On Monday, 3 March 2014 at 22:22:06 UTC, Christof Schardt wrote:
"John Colvin" <john.loughran.col...@gmail.com> schrieb im
Newsbeitrag
news:dyfkblqonigrtmkwt...@forum.dlang.org...
On Monday, 3 March 2014 at 21:44:16 UTC, Christof Schardt
wrote:
I'm evaluating D and try to write a binary io class.
I got stuck with strings:
void rw(ref string x)
{
if(_isWriting)
{
int size = x.length;
_f.rawWrite((&size)[0..1]);
_f.rawWrite(x);
}
else
{
int size;
_f.rawRead((&size)[0..1]);
... what now?
}
}
Writing is ok, but how do I read the bytes to the
string x after having its size?
Assuming you're not expecting pre-allocation (which I infer
from your choice of "ref string" instead of "char[]"), you
could do this:
void rw(ref string x)
{
if(_isWriting)
{
size_t size = x.length;
_f.rawWrite((&size)[0..1]);
_f.rawWrite(x);
}
else
{
size_t size;
_f.rawRead((&size)[0..1]);
auto tmp = new char[size];
_f.rawRead(tmp);
import std.exception : assumeUnique;
x = tmp.assumeUnique;
}
}
Thanks, John, this works.
Though it feels a bit strange, that one has to do such trickery
in order to
perform basic things like binary io of strings.

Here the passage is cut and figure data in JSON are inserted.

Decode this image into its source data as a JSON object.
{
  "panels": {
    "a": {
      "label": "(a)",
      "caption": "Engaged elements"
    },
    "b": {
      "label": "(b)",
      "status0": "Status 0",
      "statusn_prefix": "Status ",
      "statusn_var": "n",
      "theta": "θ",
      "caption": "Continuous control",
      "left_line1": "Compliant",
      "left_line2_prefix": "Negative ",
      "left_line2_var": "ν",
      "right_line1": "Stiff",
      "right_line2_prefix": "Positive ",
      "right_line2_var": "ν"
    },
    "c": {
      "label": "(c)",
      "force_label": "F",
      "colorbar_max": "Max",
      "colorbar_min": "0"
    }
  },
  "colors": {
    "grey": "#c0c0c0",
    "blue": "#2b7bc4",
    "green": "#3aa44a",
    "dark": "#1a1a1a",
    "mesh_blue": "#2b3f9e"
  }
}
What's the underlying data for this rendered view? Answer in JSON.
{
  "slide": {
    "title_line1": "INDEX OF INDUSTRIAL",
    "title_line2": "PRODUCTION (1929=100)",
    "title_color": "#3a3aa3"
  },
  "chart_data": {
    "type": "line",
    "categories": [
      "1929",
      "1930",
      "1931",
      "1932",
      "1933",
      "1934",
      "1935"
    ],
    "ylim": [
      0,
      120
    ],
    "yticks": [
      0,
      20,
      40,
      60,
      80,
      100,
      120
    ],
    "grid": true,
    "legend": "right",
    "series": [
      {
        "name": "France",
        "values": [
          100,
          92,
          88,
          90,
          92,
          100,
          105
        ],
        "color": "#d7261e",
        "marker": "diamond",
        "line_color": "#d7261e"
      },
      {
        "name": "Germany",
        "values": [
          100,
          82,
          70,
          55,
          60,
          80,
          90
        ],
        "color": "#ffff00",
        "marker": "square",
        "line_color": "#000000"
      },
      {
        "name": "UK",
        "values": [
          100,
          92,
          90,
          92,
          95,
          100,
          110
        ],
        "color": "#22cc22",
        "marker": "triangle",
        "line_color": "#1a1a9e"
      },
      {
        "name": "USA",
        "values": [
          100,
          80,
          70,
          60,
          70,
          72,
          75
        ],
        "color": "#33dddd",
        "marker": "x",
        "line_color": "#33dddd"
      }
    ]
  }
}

Doesn't seem like trickery to me; you just make a new array of
the correct size and then fill it from the file. Is that not what
you expected to do?
The only thing that is unusual is assumeUnique, but if you
understand that string is an alias to immutable(char)[] then it
should be apparent why it's there. You could just write "x =
cast(string)tmp;" instead, it's the same.